That’s going to replace the frying egg in the next “This is your brain on drugs!” PSA.
How many more accufessions can he issue before he realizes what he is doing?
Lyin’ Cryin’ Donald wants to sue the New York Times for reporting that he wasn’t in a helicopter crash that never happened with a man who says they’ve never met, because he’s either too stubborn or too dementia-addled to admit he got Willie Brown confused with Jerry Brown and that he’s scared shitless of riding in a helicopter.
As usual, every accusation is a confession, right?
Also, the “hand shake to a hug” thing seemed to me to be an obvious bit of satire, *initiated by his wife. *
It’s like they’ve never see actual people interact.
“We have the flight records of the helicopter,” that it landed in “a field,” and that he is “probably going to sue” the news outlet for suggesting otherwise.
Well, then, it should be trivial to produce them, shouldn’t it?
We need to start a #PutUpOrShutUpTrump hash tag.
More likely: “We have flight records of some helicopter that landed in a field somewhere. "
He’s tripling down.
Who’s got an NYT subscription and wants to find the article from 2011 called “Willie and Me”, about the then-77-year old former mayor of San Francisco riding Trump’s jet-helicopter to Boston by way of New Jersey, which definitely exists and isn’t a product of his latest fever dream?

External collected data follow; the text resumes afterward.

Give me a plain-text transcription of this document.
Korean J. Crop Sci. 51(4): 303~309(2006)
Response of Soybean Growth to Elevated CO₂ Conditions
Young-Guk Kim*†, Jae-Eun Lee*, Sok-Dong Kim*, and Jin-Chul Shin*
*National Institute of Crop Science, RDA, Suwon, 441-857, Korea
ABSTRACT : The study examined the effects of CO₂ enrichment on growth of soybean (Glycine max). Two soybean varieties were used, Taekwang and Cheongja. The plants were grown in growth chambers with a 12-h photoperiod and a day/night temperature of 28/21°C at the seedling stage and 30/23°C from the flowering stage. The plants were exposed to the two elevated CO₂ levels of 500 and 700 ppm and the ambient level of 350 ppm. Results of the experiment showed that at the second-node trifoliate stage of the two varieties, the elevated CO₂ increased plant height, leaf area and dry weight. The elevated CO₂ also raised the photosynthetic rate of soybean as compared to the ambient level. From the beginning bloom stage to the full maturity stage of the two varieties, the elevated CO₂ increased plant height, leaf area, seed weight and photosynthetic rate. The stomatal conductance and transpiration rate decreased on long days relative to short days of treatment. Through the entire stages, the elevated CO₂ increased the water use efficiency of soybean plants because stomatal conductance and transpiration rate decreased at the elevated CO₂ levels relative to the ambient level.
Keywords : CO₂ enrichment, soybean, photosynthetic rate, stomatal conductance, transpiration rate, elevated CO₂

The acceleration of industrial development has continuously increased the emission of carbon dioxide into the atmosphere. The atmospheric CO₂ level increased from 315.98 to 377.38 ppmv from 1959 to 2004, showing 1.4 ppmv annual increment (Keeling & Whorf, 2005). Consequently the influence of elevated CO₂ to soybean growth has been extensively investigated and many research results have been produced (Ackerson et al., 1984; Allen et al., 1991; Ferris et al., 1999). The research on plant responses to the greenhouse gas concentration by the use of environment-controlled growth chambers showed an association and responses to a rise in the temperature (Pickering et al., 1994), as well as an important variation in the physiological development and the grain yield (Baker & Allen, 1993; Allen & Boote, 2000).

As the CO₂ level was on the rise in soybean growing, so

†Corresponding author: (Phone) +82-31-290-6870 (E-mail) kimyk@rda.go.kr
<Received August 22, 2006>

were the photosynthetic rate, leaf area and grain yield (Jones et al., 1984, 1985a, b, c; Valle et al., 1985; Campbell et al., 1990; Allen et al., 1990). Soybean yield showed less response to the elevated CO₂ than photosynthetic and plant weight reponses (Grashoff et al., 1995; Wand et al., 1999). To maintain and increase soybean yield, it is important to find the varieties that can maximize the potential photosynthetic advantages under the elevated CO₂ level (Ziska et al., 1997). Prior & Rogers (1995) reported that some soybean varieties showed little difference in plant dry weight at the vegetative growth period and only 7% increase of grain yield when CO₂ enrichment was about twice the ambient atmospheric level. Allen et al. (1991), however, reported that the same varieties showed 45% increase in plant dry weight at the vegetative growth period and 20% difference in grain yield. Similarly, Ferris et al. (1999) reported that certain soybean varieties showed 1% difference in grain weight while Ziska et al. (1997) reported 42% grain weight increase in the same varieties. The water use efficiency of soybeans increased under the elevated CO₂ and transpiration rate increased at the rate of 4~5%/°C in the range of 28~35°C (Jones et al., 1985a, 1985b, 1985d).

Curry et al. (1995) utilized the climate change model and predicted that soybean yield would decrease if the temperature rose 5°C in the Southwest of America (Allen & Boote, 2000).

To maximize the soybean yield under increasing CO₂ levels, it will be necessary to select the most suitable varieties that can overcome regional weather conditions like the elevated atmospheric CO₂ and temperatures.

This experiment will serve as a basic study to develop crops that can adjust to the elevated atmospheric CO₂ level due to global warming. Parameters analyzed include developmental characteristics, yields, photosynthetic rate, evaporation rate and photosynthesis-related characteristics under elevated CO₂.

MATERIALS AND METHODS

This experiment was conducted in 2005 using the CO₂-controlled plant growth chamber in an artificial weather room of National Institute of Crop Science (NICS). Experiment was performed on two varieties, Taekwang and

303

When the only tool you have is a lawyer, everything looks like a lawsuit.
“Many people are saying that they’ve never seen anything like it. A helicopter landing in a field, imagine that. And there’s never been a more perfect landing, I can tell you. And when I got out, people were coming up to me with tears in their eyes, telling me what a perfect landing it was.”
Of course, all of his lawyers are tools when it comes to Trump.

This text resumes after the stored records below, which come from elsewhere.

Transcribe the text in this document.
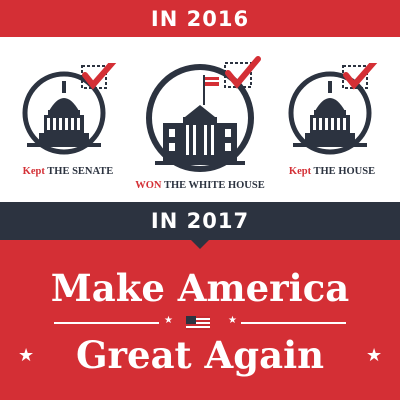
IN 2016
Kept THE SENATE
WON THE WHITE HOUSE
Kept THE HOUSE
IN 2017
Make America
★	★
Great Again
★	★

I don’t have an NYT subscription, but I used the search page on their website to find articles from 4/15/2011 that mention Donald Trump and Willie Brown.

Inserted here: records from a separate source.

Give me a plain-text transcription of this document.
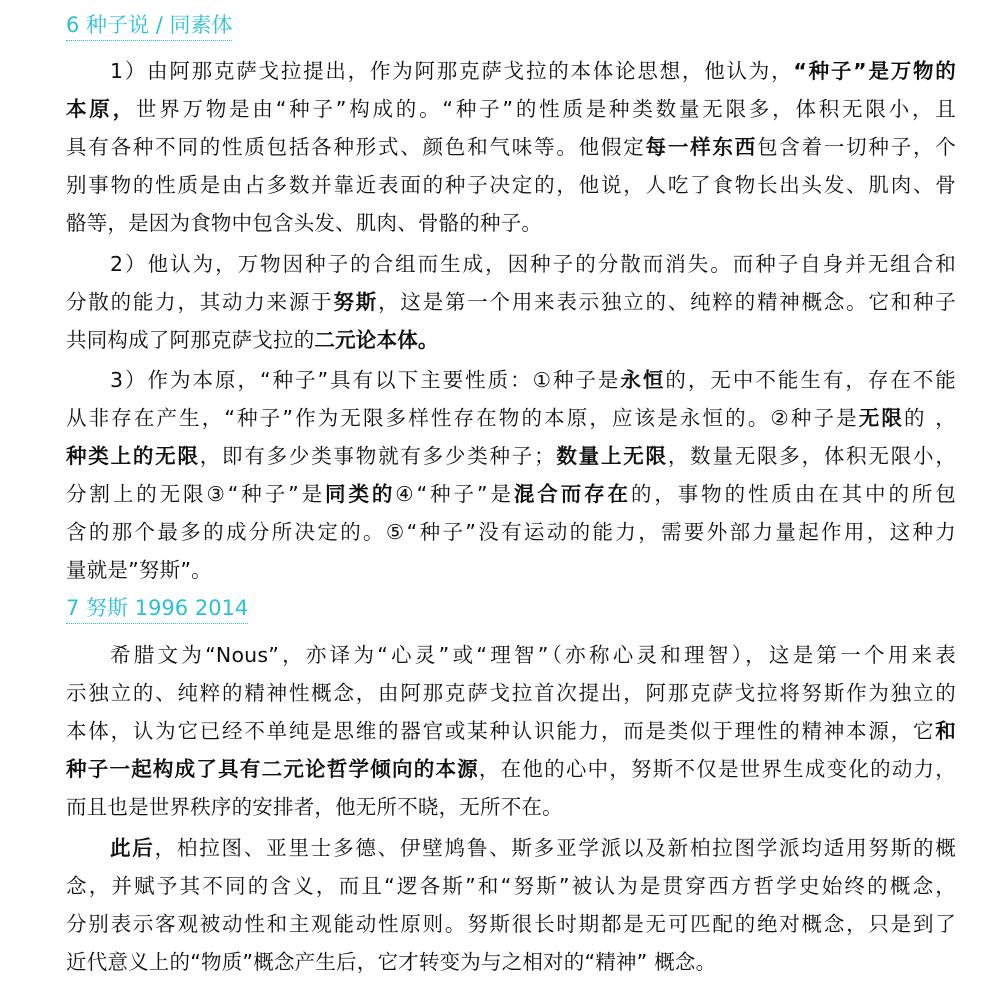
6 种子说 / 同素体
1）由阿那克萨戈拉提出，作为阿那克萨戈拉的本体论思想，他认为，“种子”是万物的
本原，世界万物是由“种子”构成的。“种子”的性质是种类数量无限多，体积无限小，且
具有各种不同的性质包括各种形式、颜色和气味等。他假定每一样东西包含着一切种子，个
别事物的性质是由占多数并靠近表面的种子决定的，他说，人吃了食物长出头发、肌肉、骨
骼等，是因为食物中包含头发、肌肉、骨骼的种子。
2）他认为，万物因种子的合组而生成，因种子的分散而消失。而种子自身并无组合和
分散的能力，其动力来源于努斯，这是第一个用来表示独立的、纯粹的精神概念。它和种子
共同构成了阿那克萨戈拉的二元论本体。
3）作为本原，“种子”具有以下主要性质：①种子是永恒的，无中不能生有，存在不能
从非存在产生，“种子”作为无限多样性存在物的本原，应该是永恒的。②种子是无限的 ，
种类上的无限，即有多少类事物就有多少类种子；数量上无限，数量无限多，体积无限小，
分割上的无限③“种子”是同类的④“种子”是混合而存在的，事物的性质由在其中的所包
含的那个最多的成分所决定的。⑤“种子”没有运动的能力，需要外部力量起作用，这种力
量就是”努斯”。
7 努斯 1996 2014
希腊文为“Nous”，亦译为“心灵”或“理智”（亦称心灵和理智），这是第一个用来表
示独立的、纯粹的精神性概念，由阿那克萨戈拉首次提出，阿那克萨戈拉将努斯作为独立的
本体，认为它已经不单纯是思维的器官或某种认识能力，而是类似于理性的精神本源，它和
种子一起构成了具有二元论哲学倾向的本源，在他的心中，努斯不仅是世界生成变化的动力，
而且也是世界秩序的安排者，他无所不晓，无所不在。
此后，柏拉图、亚里士多德、伊壁鸠鲁、斯多亚学派以及新柏拉图学派均适用努斯的概
念，并赋予其不同的含义，而且“逻各斯”和“努斯”被认为是贯穿西方哲学史始终的概念，
分别表示客观被动性和主观能动性原则。努斯很长时期都是无可匹配的绝对概念，只是到了
近代意义上的“物质”概念产生后，它才转变为与之相对的“精神” 概念。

There are three articles that mention Trump - “Tea Party Groups Celebrate Tax Day With Big Republicans”, “The New York Cosmos Want To Take the Field Again”, and “The Early Word: Looking Ahead”.
None of them mention Brown and none seem to be about helicopter crashes.
I failed to make myself clear. I refuse to click on Twitter. Although I have a passing interest in viewing the clips, unless they’re posted somewhere that they can be viewed without getting directed to Twitter, I’m SOL.
Well, perhaps I didn’t utterly fail to make myself clear.
Well, of those three, one contains the word “field,” and one mentions “Early Word,” which could be a typo for “Whirlybird.”
/s
Just trying to parse those sentences is a nightmare. He apparently wrote this while he was waiting on his plane to be fixed so he could get to Montana and seems so pissed about it that he was more incoherent than usual. He wasn’t even talking about a NY Times article (even though he was just talking about the NYT). The article he is talking about is from the San Francisco Appeal. It does give some clarity to that mess of words.
Not that that explains anything unless Trump is trying to say that he has a bunch of priceless paintings hanging on the walls of his helicopter. I’m going to assume he just told one of his toadies “Find me an article where Willie Brown said nice things about me” and figured nobody would dig any deeper than that.
Meanwhile, Jesse Ventura has just pulled off the biggest face turn since the Undertaker stopped Jake Roberts from ruining Macho Man’s wedding;
And hell, I can’t even keep track of all the occasions I’ve mistaken the SF Appeal for the NY Times.
He was in Montana while his plane was getting fixed. In fact, he was less than 150 miles from where he was going: his team could have driven him there in about an hour and a half.
But then he wouldn’t be able to get the hell out of Montana as quickly as possible afterward. This is a man who can’t stand to sleep in a building that doesn’t have his name on it, and I don’t think there’s a Trump International Bozeman just yet.